Céu

O cortejo se arrastava e fazia muito sol. O suor que descia em pérolas sofridas diluía-se nas lágrimas de alívio. Até as pedras do caminho rangiam sob as botinas.

Pedro estava lá também, tropeçando com os outros. Esforçava-se para o silêncio em grandes suspiros.
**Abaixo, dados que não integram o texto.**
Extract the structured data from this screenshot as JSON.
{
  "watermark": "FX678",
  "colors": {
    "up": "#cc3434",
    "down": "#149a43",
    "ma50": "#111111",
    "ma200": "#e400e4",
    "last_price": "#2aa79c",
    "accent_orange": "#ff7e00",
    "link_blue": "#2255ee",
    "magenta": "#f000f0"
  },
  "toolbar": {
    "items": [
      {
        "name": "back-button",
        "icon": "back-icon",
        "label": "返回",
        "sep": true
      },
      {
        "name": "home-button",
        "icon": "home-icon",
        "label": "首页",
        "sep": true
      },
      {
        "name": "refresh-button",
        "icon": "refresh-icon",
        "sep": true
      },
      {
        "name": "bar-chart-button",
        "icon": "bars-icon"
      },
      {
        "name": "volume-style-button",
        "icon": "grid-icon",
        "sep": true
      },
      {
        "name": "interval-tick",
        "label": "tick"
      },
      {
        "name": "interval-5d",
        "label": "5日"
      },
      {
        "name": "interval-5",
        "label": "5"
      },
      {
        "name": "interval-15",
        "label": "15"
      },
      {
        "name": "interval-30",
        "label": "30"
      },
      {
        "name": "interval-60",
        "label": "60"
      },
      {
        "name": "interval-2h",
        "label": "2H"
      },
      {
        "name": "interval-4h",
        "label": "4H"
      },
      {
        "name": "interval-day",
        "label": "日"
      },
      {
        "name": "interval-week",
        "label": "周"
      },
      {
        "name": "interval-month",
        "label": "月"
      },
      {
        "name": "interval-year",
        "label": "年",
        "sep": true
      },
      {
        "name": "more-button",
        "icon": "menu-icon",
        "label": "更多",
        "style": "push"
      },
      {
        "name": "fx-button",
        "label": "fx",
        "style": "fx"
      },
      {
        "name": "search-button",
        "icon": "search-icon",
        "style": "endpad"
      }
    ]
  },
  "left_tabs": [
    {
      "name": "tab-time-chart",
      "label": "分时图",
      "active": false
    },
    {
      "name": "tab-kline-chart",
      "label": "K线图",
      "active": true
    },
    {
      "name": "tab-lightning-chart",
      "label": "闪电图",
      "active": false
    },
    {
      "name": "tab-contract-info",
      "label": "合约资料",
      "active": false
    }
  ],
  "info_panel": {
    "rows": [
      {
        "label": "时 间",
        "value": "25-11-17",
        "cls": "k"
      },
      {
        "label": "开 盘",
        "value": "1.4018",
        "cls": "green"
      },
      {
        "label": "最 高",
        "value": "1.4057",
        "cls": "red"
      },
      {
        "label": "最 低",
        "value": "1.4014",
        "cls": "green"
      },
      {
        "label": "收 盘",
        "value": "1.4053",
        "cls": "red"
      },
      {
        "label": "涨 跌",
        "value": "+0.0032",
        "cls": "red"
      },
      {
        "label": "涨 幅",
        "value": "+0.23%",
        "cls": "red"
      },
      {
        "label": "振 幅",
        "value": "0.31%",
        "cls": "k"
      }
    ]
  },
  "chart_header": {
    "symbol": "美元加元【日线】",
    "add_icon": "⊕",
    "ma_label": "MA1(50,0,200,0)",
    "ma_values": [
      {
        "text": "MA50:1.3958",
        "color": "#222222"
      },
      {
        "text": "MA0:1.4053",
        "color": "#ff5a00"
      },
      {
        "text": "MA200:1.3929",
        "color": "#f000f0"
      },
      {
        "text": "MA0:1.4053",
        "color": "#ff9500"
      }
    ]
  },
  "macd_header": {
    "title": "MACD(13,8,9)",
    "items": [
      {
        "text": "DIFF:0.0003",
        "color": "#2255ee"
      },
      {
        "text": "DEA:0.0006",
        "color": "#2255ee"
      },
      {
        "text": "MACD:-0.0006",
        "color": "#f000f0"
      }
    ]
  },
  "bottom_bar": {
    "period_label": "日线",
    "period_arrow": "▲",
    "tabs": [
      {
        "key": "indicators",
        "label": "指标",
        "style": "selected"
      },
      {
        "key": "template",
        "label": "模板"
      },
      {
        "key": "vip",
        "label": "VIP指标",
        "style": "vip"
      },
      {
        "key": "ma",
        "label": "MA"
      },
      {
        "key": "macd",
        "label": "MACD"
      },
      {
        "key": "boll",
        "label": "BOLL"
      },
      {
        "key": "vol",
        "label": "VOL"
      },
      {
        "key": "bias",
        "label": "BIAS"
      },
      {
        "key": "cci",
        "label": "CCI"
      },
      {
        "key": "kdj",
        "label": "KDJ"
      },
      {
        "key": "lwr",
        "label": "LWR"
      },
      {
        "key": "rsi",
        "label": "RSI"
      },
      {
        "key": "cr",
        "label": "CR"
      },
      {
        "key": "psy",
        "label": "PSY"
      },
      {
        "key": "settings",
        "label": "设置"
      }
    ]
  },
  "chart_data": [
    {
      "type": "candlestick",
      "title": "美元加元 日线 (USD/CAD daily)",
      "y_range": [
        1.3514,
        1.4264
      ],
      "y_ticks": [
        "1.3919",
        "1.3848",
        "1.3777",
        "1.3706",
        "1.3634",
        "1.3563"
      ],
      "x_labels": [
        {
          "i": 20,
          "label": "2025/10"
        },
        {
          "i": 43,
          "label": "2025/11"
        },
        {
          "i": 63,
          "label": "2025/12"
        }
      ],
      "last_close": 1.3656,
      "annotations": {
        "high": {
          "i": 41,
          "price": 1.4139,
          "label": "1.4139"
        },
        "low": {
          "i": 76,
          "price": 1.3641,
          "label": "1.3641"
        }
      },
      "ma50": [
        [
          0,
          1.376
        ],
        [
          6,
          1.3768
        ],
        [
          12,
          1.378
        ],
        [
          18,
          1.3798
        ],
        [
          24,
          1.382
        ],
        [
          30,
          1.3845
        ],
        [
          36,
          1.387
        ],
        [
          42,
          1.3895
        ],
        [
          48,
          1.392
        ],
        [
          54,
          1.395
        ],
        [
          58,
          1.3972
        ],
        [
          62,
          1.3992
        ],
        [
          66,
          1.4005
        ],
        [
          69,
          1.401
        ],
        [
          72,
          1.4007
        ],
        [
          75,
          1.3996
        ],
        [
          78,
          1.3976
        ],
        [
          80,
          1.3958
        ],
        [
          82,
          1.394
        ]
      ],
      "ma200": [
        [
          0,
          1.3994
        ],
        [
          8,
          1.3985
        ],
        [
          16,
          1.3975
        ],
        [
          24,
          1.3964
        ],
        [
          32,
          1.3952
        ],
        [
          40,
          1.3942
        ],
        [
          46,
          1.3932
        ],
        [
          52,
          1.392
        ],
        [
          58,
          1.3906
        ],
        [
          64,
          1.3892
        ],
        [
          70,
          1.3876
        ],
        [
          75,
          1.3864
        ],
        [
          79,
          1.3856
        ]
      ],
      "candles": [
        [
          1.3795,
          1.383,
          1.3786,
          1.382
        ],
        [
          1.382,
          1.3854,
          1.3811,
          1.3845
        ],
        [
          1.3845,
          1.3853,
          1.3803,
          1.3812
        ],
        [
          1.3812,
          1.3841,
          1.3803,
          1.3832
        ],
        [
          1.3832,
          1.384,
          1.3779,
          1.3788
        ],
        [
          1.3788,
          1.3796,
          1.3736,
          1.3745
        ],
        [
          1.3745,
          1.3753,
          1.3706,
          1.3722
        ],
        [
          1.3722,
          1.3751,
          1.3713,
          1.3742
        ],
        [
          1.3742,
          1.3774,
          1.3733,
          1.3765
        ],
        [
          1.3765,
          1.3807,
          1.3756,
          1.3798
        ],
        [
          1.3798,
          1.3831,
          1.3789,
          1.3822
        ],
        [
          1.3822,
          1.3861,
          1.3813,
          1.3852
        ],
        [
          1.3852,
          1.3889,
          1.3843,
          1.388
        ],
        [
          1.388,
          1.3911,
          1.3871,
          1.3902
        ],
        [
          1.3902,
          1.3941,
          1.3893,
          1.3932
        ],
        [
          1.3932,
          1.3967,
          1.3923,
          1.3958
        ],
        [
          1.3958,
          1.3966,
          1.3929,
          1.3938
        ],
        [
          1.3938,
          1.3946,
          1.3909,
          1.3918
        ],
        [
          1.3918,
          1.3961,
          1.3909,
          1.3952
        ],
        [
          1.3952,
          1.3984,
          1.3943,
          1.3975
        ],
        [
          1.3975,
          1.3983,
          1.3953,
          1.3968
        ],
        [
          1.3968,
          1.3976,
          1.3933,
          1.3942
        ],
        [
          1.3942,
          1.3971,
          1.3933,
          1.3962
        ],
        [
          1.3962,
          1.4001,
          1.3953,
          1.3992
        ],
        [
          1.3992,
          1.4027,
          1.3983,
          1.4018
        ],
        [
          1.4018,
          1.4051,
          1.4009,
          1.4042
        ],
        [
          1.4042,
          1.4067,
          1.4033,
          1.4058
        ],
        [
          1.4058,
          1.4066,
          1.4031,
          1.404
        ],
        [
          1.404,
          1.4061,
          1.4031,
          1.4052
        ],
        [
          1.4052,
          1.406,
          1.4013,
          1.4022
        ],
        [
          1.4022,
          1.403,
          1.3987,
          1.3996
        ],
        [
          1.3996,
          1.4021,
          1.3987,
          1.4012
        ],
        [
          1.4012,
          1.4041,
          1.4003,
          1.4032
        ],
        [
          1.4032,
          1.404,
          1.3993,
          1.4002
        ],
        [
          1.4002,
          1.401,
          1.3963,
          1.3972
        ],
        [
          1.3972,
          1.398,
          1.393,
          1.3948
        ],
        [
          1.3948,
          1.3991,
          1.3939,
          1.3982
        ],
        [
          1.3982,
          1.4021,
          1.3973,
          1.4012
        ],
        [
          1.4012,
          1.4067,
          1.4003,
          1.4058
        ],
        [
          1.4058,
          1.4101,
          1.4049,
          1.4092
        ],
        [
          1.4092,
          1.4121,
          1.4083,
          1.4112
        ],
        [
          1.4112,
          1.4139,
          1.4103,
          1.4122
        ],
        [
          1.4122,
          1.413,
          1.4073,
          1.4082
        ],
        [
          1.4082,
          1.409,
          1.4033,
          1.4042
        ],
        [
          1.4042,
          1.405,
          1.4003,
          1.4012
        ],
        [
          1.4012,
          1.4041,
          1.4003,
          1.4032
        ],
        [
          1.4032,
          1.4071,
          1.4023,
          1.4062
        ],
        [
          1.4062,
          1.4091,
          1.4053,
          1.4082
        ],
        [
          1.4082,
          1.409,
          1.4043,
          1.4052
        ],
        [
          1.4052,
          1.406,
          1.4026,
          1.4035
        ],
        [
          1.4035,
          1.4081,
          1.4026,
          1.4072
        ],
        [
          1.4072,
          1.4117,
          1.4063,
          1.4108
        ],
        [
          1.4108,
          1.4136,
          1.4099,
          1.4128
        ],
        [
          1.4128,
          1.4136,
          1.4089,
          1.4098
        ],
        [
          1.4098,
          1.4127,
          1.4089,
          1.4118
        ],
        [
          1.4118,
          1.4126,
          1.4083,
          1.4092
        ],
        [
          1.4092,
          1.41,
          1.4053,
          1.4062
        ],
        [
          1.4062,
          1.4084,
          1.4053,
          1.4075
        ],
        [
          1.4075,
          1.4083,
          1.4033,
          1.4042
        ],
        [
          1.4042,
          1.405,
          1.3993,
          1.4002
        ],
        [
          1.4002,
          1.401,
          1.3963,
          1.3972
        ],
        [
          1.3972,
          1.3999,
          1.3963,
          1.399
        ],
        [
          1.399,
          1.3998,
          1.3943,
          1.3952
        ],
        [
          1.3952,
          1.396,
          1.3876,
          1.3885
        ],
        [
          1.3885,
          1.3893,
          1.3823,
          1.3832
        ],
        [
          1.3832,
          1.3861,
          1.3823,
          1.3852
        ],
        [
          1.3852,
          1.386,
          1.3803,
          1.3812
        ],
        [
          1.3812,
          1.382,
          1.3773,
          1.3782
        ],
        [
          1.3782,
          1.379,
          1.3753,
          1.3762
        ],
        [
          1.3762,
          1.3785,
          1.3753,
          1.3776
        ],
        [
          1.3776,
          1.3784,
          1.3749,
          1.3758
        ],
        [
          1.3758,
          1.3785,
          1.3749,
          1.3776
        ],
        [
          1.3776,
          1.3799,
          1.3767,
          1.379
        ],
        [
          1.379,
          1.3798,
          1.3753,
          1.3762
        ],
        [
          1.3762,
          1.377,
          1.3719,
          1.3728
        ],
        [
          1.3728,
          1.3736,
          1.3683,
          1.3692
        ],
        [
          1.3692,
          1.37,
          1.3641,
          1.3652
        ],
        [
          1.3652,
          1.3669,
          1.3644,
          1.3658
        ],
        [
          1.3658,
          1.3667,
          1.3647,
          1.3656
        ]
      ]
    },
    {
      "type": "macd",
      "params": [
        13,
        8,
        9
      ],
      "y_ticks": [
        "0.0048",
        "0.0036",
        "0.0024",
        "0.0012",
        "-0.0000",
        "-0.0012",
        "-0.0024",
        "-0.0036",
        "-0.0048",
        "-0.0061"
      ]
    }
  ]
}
Mas tinha um gato sorrindo entre os túmulos. Tinha também uma planta sapeca abraçando uma estátua velha. E uma palavra apagada numa lápide, o casaco cheio de raízes da tia Eleonora, a cruz embainhada numa lata de lixo, a bola de gude no bolso furado e aquele monte de gente estranha, velha, velha, velha. Aquela lá com cara de funil, o outro com uma baleia na barriga, a dona do mercadinho com a vassoura no bigode e a avó cantando em falsete. Tudo isso dava vontade de rir e, cada vez que ele sorria, Pedro lembrava-se que era pra chorar. Então, ele olhava para o sol bem forte, muito tempo. Um tempo ele ficava bem sério e até lacrimejava.

Mas toda vez era a mesma coisa, porque tinha um gato com uma espada enorme cutucando uma baleia. Ou uma bruxa barriguda escrevendo no céu. De nuvem.

Quando acabou o enterro do primo, ele voltou para casa e chamou o Célio para brincar. Mas o Célio não estava. Nem depois naquele mesmo dia, nem no dia seguinte.

A mãe, então, explicou que era porque o Célio tinha morrido e que, quando a gente morre, tem enterro e tudo. E também não volta mais, nunca mais porque vai pro céu.

Pedro correu para o quintal e chamou Célio no céu. De nuvem.